Cell Biology, Neurobiology & Anatomy

Research area: The role of HNF1 in the liver development

Hepatocyte nuclear factors (HNFs) are a subfamily of transcription factors that regulate cell differentiation especially during developmental process. In previous studies by the Duncan Lab, loss of HNF4 in the developing liver prevents the differentiation of hepatocytes and causes liver failure. HNF family proteins are reported to coordinately regulate gene expression; therefore, the expression of other transcription factors could rescue the failures caused by HNF4 deficiency. The expression of HNF1 is transcriptionally regulated by HNF4 and HNF1 is also an important regulator of liver development. Since several HNF4 target genes are overlapped by HNF1and expression of HNF1 is lost in HNF4-/- livers, we proposed that forcing expression of HNF1 in the HNF4-/- liver will rescue the failure of liver function in HNF4-/- mice.

In this study, I will therefore determine whether forced expression of HNF1 rescue the expression of genes that are suppressed in HNF4-/- liver.

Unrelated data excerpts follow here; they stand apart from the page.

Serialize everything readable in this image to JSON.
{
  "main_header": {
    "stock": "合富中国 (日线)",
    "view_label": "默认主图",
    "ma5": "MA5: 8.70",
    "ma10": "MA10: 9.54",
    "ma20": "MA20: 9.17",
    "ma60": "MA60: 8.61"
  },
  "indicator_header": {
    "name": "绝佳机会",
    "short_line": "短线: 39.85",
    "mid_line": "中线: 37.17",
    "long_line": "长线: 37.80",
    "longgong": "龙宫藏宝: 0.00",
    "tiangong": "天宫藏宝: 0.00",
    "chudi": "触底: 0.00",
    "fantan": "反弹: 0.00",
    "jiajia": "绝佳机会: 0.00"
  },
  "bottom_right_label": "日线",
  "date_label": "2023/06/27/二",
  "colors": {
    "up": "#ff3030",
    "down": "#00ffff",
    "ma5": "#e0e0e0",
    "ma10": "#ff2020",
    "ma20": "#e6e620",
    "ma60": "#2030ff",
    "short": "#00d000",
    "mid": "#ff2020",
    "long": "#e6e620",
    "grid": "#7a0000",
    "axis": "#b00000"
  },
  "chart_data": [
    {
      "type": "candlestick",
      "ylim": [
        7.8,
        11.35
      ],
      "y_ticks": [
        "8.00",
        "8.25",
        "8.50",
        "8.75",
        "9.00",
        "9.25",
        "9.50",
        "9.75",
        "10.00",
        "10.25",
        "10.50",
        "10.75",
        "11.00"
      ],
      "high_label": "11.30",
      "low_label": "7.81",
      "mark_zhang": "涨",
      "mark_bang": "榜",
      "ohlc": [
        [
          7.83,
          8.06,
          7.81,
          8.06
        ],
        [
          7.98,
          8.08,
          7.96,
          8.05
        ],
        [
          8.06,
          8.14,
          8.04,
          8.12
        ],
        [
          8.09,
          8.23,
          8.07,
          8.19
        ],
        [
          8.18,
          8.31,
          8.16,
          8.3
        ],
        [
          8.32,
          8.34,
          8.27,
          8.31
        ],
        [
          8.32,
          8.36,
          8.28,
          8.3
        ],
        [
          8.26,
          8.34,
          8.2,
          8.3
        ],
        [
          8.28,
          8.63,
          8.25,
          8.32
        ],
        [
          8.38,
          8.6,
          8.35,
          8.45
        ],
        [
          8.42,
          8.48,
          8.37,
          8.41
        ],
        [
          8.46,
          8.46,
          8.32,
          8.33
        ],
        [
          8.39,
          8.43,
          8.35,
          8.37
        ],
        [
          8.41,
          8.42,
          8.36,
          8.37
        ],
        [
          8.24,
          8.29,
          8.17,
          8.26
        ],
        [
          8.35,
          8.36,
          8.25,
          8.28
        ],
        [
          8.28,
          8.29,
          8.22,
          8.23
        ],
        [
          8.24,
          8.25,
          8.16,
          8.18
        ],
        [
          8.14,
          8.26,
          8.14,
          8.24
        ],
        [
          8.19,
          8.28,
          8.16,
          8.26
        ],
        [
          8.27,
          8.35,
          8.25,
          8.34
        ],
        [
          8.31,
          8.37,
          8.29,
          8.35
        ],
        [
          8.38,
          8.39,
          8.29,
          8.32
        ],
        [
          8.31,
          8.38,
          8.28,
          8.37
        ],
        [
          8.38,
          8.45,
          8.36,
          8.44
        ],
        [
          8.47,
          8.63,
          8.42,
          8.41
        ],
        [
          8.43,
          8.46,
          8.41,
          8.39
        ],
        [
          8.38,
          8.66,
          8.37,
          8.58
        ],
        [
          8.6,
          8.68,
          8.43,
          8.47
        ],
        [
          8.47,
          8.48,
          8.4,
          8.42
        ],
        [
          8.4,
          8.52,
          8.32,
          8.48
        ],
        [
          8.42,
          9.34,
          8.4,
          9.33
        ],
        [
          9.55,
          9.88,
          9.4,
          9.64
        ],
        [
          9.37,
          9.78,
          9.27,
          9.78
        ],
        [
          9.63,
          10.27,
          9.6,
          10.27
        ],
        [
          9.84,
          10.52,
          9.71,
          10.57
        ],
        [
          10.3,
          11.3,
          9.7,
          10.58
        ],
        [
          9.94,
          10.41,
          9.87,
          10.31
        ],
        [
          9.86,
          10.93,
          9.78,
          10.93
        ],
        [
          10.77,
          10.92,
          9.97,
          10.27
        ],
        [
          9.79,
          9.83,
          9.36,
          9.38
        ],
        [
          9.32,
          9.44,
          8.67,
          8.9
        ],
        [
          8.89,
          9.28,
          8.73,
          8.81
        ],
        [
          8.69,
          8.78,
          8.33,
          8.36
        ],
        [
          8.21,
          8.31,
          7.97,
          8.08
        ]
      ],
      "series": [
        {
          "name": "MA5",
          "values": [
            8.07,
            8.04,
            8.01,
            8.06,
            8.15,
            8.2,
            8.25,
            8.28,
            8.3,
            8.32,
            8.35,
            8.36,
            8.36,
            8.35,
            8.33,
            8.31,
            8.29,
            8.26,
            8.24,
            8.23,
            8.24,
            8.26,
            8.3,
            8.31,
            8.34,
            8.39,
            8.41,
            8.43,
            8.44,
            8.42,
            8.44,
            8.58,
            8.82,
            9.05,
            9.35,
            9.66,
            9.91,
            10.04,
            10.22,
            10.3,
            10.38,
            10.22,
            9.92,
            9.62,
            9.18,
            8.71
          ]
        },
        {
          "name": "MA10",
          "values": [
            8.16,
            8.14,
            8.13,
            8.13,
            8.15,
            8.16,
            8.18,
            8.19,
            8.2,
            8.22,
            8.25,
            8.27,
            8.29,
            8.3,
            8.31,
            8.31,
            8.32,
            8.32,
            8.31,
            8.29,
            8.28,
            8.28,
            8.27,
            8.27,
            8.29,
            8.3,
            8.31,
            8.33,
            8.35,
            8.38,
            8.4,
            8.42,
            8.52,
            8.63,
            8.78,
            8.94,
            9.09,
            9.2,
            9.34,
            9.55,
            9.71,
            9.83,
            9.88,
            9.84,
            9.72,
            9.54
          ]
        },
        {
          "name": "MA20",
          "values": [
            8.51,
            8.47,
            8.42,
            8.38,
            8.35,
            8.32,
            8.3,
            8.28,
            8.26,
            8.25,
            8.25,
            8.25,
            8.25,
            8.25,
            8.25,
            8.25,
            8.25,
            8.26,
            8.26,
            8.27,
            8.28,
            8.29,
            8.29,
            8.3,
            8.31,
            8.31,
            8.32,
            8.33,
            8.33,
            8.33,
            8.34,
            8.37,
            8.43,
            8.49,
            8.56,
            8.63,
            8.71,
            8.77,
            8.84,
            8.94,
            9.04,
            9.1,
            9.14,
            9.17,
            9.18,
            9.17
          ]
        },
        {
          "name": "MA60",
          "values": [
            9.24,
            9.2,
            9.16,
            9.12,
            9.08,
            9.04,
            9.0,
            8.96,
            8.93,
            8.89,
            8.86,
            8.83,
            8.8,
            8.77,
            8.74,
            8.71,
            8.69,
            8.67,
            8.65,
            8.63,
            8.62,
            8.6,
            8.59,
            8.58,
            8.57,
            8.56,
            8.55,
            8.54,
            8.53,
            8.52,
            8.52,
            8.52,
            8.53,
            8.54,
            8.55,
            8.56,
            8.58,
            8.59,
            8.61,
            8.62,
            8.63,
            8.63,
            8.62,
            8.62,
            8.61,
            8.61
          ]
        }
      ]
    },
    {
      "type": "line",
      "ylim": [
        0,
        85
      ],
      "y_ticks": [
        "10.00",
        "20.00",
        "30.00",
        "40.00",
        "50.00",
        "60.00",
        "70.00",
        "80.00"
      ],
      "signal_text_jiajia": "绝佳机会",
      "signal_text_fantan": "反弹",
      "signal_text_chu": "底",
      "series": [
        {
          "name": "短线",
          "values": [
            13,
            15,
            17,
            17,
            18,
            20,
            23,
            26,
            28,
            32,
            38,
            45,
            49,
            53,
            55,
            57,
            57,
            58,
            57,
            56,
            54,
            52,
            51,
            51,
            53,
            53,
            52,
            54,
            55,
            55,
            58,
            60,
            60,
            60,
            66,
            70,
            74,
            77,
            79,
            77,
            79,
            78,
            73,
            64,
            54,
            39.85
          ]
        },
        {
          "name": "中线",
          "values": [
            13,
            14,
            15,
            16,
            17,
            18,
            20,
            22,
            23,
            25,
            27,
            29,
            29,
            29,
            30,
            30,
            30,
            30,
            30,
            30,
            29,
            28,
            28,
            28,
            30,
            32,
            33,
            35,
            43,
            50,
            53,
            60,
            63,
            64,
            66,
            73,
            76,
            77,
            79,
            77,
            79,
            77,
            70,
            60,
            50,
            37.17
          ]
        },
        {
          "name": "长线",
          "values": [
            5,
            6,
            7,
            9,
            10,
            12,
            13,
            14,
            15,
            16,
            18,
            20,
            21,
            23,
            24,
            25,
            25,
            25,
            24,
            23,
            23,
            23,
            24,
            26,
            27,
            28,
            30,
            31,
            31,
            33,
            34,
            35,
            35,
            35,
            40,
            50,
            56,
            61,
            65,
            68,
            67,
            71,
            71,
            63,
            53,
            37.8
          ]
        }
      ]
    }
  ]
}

Analysis of cell-cell adhesion system on maintenance of embryonic stem cell pluripotency
Cadherins are calcium-dependent homophilic cell-cell adhesion molecules. Tissue-specific expression of cadherin molecules is required for cell sorting and recognition during embryogenesis, and for preserving tissue architecture. E-Cadherin is one of the archetypal cadherin families essential for epithelialization of the early mouse embryo, cell rearrangement, tissue morphogenesis, establishment of cell polarity, and maintenance of tissue architecture. Although many different cadherin molecules are expressed during developmental differentiation, E-cadherin is expressed not only by differentiated epithelial cells but also by the early embryo and by many stem cells. The role of E-cadherin is not restricted to the maintenance of cell adhesion during embryogenesis. It is also critical for compaction, cell rearrangement, and cell recognition for tissue organization during differentiation of stem cells.

Embryonic stem (ES) cells and embryonal carcinoma (EC) cells have a potency to differentiate into multi-lineage type of cells; therefore, they are used for a research of developmental biology and regenerative medicine. Previously, we reported that murine embryonic undifferentiated cells show different behaviors from somatic cells on surfaces coated with the E-cadherin, suggesting that undifferentiated cells could have a different regulation system of E-cadherin-mediated cell-cell adhesion. I would like to analyze the mechanism of cell-cell adhesion systems in embryonic stem cells and clarify the function of E-cadherin during early development.

Training / Education

2000-2003 Ph.D., Tokyo Institute of Technology, Japan
2003-2007 Research Associate, Tokyo Institute of Technology, Japan

Publications

Nagaoka, M., Ise, H., Harada, I., Koshimizu, U., Maruyama, A., Akaike, T. Embryonic undifferentiated cells show scattering activity on a surface coated with immobilized E-cadherin. J. Cell. Biochem., in press.

Sugiura, M., Nagaoka, M., Yabuuchi, H., Akaike, T. Overexpression of MCT8 enhances the differentiation of ES cells into neural progenitors. Biochem. Biophys. Res. Commun., 360, 741-745, 2007.

Nagaoka, M., Koshimizu, U., Yuasa, S., Hattori, F., Chen, H., Tanaka, T., Okabe, M., Fukuda, K., Akaike, T. E-cadherin-coated plates maintain pluripotent ES cells without colony formation. PLoS ONE, 1, e15, 2006.

Ogiwara, K., Nagaoka, M., Cho, C.S., Akaike, T. Effect of photo-immobilization of epidermal growth factor on the cellular behaviors. Biochem. Biophys. Res. Commun., 345, 255-259, 2006.

Nagaoka, M., and Akaike, T. Single amino acid substitution in the mouse IgG1 Fc region induces drastic enhancement of the affinity to protein A. Protein Eng. 16, 243-245, 2003.